Il n'est donc pas étonnant qu'apparaissent de nouveaux types
de fonds de placement dont la caractéristique principale est
de s'apprécier indépendamment des mouvements des marchés financiers :
les fonds de gestion alternative, les bien nommés.
De quoi s'agit-il ?
Il est difficile de trouver une définition satisfaisante pour
cette forme de gestion car les opérations mises en jeu par
ses promoteurs sont non seulement complexes mais aussi très
diverses. Il est plus facile de la caractériser par ses objectifs :
- gagner régulièrement plus que le monétaire,
- "performer" indépendamment de l'évolution des
marchés financiers (amortir à la baisse et profiter de la
hausse en achetant et en vendant des actifs en parallèle),
- mesurer le risque de s'écarter de l'objectif et maîtriser
ce risque en permanence.
Une nouveauté ?
Développée depuis plus de 50 ans (on dit que le premier
Hedge Fund a été créé en 1949), essentiellement aux Etats-Unis,
la gestion alternative a obtenu des performances contrastées
par rapport aux ambitions affichées.
Business Week estime leur nombre à 4 000 pour un encours
total de 400 millions US$. Les plus connus ont été,
jusqu'à leur fermeture, Tiger Funds de Julian Robertson et
Quantum du fameux Georges Soros.
Il ne s'agit, donc, pas d'une innovation technique. La nouveauté
vient de la mise à disposition du grand public, des formes
les plus sophistiquées de cette gestion d'actifs qui étaient
réservées aux institutions, fonds de pension et aux très grandes
fortunes privées (la souscription minimum était de 1 million US$,
alors que l'on trouve, aujourd'hui, des premières souscriptions
à 100 000 US$ voire 10 000 US$).
Une plus large diffusion
Les obstacles qui existaient pour une large diffusion,
se lèvent :
- Les contraintes propres à ce type de gestion :
La nature des opérations effectuées dans ces fonds exige
une grande stabilité des encours gérés.
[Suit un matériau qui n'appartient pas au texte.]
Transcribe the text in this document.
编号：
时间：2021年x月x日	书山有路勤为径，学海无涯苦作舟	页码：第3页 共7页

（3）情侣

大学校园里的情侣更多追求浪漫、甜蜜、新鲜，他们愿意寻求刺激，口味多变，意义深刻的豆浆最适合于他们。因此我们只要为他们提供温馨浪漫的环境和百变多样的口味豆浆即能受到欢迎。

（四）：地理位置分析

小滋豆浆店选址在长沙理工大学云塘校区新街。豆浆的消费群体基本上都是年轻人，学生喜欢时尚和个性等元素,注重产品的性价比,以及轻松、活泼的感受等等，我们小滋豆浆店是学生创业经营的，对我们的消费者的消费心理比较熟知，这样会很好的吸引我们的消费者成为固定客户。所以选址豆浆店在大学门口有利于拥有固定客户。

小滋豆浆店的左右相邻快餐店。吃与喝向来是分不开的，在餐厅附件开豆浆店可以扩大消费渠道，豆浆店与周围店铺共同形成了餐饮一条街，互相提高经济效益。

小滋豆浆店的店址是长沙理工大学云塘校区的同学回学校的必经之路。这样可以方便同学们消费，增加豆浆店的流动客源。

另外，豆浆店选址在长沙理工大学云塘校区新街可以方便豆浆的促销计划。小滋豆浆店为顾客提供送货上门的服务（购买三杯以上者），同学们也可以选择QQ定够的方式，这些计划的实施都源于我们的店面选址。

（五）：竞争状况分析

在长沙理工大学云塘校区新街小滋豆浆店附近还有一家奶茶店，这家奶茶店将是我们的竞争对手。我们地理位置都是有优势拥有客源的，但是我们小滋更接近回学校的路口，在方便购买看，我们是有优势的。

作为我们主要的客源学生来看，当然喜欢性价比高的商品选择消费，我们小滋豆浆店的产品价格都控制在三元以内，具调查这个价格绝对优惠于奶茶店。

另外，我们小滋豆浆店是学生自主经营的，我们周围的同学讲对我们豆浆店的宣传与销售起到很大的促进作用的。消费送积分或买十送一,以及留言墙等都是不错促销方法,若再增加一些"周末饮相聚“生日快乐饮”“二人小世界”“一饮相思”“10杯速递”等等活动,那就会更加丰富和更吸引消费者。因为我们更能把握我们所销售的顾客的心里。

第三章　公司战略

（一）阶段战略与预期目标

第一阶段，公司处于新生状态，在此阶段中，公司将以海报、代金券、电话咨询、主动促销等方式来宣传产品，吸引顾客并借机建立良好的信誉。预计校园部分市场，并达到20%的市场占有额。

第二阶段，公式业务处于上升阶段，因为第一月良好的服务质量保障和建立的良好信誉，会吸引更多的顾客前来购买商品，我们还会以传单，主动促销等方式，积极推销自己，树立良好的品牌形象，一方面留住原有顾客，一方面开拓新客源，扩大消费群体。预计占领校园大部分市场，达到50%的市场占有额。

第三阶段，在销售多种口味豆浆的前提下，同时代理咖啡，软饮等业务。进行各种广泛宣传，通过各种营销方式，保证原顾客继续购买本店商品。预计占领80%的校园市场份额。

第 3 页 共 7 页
En conséquences,
les rachats de parts sont-ils, souvent, assortis de préavis
variant de quelques jours à plusieurs semaines.
Les placements à long terme en Sicav sont en fort développement
grâce, notamment, aux contrats d'assurance-vie multisupports.
Aussi, les contraintes de durée et de rachat associées aux
fonds alternatifs sont devenus acceptables dans ce cadre.
- La réglementation des Sicav :
La réglementation de la COB protège l'épargnant peu averti
qui en reste à des notions simples : une classification
homogène et des règles de souscription/rachat uniformes.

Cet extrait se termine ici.